“Henry, were you ever a slave?”
“Yes, sah; in Mizzoory,” said Henry, showing his white teeth.
“Did you ever get your free-papers?”
“Yes, sah—got ’em now.”
“Well, I have got mine—let’s shake hands.”
And the Bishop and Henry had quite a handshaking over this mutual experience. Henry enjoyed it greatly, as his frequent chucklings evinced while the Judge’s fine bays were trotting along the Alameda.
(I linger on the word Alameda as I write it. It is at least one beneficent trace of the early Jesuit Fathers who founded the San Jose and Santa Clara missions a hundred years ago. They planted an avenue of willows the entire three miles, and in that rich, moist soil the trees have grown until their trunks are of enormous size, and their branches, overarching the highway with their dense shade, make a drive of unequaled beauty and pleasantness. The horse-cars have now taken away much of its romance, but in the early days it was famous for moonlight drives and their concomitants and consequences. A long-limbed four-year-old California colt gave me a romantic touch of a different sort, nearly the last time I was on the Alameda, by running away with the buggy, and breaking it and me—almost—to pieces. I am reminded of it by the pain in my crippled right-shoulder as I write these lines in July, 1881. But still I say, Blessings on the memory of the Fathers who planted the willows on the Alameda!)
An intimation was given the Bishop that if he wanted the name of the false-swearer who had caused him to be arrested he could have it.
“No, I don’t want to know his name,” said he; “it will do me no good to know it. May God pardon his sin, as I do most heartily!”

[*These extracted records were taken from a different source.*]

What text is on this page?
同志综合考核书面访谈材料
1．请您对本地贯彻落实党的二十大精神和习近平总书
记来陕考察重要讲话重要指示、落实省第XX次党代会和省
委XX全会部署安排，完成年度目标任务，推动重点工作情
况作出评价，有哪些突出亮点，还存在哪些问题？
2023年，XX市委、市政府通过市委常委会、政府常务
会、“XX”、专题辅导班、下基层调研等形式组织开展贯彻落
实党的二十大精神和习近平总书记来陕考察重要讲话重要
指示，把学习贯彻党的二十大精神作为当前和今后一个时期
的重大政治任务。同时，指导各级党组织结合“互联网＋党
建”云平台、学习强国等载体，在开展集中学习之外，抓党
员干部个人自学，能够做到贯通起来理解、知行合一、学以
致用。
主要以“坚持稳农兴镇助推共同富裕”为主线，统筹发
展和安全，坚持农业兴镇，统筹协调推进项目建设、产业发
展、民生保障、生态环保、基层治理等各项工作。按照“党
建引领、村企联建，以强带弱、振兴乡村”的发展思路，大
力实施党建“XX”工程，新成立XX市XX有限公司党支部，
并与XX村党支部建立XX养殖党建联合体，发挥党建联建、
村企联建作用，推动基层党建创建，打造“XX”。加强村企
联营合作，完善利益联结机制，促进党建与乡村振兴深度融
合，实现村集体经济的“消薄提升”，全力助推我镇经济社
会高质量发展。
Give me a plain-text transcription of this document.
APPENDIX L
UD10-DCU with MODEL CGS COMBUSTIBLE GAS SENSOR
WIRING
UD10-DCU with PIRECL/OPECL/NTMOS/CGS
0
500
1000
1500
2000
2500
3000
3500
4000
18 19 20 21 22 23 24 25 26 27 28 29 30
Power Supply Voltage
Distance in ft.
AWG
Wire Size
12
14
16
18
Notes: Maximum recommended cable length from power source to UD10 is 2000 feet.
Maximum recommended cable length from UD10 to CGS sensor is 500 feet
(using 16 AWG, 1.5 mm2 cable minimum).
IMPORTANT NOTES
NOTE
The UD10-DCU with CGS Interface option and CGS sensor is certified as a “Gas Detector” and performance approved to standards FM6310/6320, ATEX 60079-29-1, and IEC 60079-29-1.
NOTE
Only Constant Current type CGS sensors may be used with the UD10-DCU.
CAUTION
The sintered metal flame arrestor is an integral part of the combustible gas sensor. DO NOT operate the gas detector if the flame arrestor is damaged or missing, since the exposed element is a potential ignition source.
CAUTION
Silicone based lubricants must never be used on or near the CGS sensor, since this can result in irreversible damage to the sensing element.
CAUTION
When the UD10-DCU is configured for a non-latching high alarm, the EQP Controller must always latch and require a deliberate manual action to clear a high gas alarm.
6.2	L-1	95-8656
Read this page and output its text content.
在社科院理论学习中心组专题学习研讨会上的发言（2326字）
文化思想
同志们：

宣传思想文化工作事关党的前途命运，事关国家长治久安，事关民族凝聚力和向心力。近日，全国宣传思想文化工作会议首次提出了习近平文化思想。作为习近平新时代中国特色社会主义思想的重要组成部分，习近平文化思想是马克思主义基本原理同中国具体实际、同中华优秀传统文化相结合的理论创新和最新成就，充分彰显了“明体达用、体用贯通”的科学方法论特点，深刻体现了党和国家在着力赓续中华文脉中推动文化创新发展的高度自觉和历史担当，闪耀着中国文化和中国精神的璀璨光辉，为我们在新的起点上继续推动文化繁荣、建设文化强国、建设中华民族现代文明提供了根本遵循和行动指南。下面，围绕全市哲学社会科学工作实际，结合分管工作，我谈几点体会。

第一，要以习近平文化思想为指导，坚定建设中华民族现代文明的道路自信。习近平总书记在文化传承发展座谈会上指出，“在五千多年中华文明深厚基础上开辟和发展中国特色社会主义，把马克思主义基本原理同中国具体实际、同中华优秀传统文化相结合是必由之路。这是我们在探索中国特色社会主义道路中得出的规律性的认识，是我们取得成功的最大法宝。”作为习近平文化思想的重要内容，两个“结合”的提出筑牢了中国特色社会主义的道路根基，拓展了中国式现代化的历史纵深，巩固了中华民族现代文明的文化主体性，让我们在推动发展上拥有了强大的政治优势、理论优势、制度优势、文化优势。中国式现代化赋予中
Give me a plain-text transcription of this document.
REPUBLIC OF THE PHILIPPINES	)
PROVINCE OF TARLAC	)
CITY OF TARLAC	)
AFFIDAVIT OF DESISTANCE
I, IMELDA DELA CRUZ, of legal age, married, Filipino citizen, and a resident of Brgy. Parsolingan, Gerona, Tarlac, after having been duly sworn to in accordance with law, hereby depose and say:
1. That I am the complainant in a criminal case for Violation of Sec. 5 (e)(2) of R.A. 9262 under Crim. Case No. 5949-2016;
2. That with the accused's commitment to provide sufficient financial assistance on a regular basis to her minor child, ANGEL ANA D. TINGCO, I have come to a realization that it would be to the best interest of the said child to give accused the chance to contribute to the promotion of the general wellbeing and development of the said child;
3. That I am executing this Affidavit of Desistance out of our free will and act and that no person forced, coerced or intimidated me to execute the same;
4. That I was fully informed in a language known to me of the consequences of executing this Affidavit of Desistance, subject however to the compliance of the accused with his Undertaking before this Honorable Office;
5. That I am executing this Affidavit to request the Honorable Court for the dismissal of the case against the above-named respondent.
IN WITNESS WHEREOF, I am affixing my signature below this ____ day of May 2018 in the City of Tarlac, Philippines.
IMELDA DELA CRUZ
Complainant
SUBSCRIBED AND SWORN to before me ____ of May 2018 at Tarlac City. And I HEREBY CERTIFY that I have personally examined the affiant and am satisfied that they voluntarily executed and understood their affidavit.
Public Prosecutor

A really strong preacher preaches a great many sermons, each of which the hearers claim to be the greatest sermon of his life. I have heard of at least a half dozen “greatest” sermons by Bascom and Pierce, and other noted pulpit orators. But I heard one sermon by Kavanaugh that was probably indeed his master-effort. It had a history. When the Bishop started to Oregon, in 1863, I placed in his hands Bascom’s Lectures, which, strange to say, he had never read. Of these Lectures the elder Dr. Bond said “they would be the colossal pillars of Bascom’s fame when his printed sermons were forgotten.” Those Lectures wonderfully anticipated the changing phases of the materialistic infidelity developed since his day, and applied to them the reductio ad absurdum with relentless and resistless power. On his return from Oregon, Kavanaugh met and presided over the Annual Conference at San Jose. One of his old friends, who was troubled with skeptical thoughts of the materialistic sort, requested him to preach a sermon for his special benefit. This request, and the previous reading of the Lectures, directed his mind to the topic suggested with intense earnestness. The result was, as I shall always think, the sermon of a lifetime.